Monaco’s beaches and sea, they are the equivalent of yellow gold and blue gold for all our visitors. Tourists attracted to Monaco and residents alike need to be absolutely assured of the quality of the sea-water along Monaco’s shoreline. And so Monaco’s beaches are zones put under special observation and protection.
This means that as regular as clockwork through the season Nicolas Bonnet does not allow himself the luxury of the “Monday morning blues”. That means no calling in sick on a Monday! Because Monday is the key day each week for sampling the sea-water around six of Monaco’s beaches. And everything that is blue around our beaches must be certified clean and safe.
So if you are swimming on a Monday and you see Nicolas leaning over the side of his boat lowering his “magic wand” into the water, you can rest assured that several scientific analyses are going on. The wand is in fact a special instrument, a probe that reads the acidity of the water, amount of oxygen and the salt content. The analyses don’t stop there. Nicholas looks at the clarity and transparency of the water, the colour, and assures himself of the absence of traces of any particles or oily matter.
He will direct the boat to Monte Carlo Beach, the Meridian, to the East and West coves of Larvotto, the Solarium and “Plage des Pecheurs”. Each one is tested. And to be absolutely safe, there is one more important step. And this requires use of a sophisticated laboratory onshore belonging to Monaco’s Department of the Environment. Nicholas now swaps his suave seaman’s outfit for a white laboratory coat and once onshore in the lab sets about testing for things that cannot be seen with the naked eye. The most important testing to ensure safe bathing is for bacteria.

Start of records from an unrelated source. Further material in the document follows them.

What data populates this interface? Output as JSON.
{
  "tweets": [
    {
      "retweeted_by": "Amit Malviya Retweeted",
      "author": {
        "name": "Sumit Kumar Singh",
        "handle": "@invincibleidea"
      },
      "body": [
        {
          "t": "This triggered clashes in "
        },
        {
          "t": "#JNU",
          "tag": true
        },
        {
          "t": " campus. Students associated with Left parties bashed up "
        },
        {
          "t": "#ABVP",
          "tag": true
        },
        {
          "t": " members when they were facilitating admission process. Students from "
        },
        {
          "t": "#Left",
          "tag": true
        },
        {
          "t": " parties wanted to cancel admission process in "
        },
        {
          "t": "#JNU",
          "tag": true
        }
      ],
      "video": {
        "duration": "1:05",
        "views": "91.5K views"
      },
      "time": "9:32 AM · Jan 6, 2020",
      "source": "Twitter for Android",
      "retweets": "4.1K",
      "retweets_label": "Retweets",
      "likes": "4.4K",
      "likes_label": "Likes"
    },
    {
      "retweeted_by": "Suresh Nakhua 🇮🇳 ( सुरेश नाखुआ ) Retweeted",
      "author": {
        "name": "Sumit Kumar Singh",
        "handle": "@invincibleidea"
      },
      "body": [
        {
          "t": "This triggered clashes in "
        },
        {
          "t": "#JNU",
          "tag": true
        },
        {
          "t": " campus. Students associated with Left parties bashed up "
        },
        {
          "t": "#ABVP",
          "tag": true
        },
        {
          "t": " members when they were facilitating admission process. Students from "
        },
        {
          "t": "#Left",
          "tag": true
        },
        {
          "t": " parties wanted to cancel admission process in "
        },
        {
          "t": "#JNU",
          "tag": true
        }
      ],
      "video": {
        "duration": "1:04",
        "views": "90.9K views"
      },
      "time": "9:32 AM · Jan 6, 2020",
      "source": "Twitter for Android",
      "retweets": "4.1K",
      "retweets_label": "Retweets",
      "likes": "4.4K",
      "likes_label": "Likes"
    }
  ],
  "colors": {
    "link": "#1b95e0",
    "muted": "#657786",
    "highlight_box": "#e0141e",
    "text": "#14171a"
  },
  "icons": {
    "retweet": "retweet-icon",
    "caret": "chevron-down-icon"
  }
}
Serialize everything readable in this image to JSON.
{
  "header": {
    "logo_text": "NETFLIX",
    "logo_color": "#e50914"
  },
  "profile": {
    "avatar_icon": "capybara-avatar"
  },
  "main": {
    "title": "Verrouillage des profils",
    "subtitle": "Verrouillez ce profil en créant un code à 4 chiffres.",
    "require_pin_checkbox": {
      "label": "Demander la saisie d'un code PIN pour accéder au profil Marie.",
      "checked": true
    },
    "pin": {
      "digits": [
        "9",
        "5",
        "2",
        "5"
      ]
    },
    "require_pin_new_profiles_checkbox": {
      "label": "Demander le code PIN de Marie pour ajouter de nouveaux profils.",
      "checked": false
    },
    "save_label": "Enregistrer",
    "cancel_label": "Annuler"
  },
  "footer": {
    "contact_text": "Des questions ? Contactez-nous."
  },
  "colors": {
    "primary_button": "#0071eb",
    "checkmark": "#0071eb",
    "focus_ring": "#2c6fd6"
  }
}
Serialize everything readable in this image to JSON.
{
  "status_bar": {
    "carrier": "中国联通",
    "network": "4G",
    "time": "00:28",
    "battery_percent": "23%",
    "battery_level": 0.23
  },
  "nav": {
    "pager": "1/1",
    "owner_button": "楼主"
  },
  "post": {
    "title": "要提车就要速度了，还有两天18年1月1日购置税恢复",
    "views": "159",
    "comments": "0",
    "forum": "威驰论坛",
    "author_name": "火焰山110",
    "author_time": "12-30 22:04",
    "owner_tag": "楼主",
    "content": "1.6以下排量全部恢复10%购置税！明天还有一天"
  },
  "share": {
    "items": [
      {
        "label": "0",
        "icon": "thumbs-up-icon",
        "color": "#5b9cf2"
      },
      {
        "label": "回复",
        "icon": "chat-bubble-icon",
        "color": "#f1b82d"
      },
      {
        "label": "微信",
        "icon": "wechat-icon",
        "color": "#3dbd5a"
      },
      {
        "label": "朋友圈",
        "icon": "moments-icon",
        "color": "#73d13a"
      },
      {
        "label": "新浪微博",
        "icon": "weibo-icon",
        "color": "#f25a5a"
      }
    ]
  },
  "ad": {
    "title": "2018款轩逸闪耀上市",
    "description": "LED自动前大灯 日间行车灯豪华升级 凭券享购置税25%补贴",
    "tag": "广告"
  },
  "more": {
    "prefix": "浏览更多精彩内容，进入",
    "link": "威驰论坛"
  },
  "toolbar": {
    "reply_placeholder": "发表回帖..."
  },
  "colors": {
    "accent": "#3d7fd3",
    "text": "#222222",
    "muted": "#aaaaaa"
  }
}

So if you remember your chemistry lessons from school and how penicillin was discovered, Nicolas goes about putting his water samples in culture to multiply any bacteria in the water. And then test tubes are held under a special beam to detect fluorescence that will assure him any bacteria are at levels safe for bathers. In fact two testing regimes take place. One yields results after 24 hours for rapid response if needed – and then there is a second set of detailed results that follow a day later.
What Nicholas and everyone wants to see is that from May through September the readings are at the right end of the three range scale Good/Average/Bad. Happily, the quality is for the vast majority of the time at the top of the scale in the good range. Go for a Monday morning swim one day and watch out for Nicolas in his boat with his magic wand. And you can be assured of the continuing magic that is the Côte d’Azur – not the least of which the cleanliness and safety of its water, particularly around Monaco.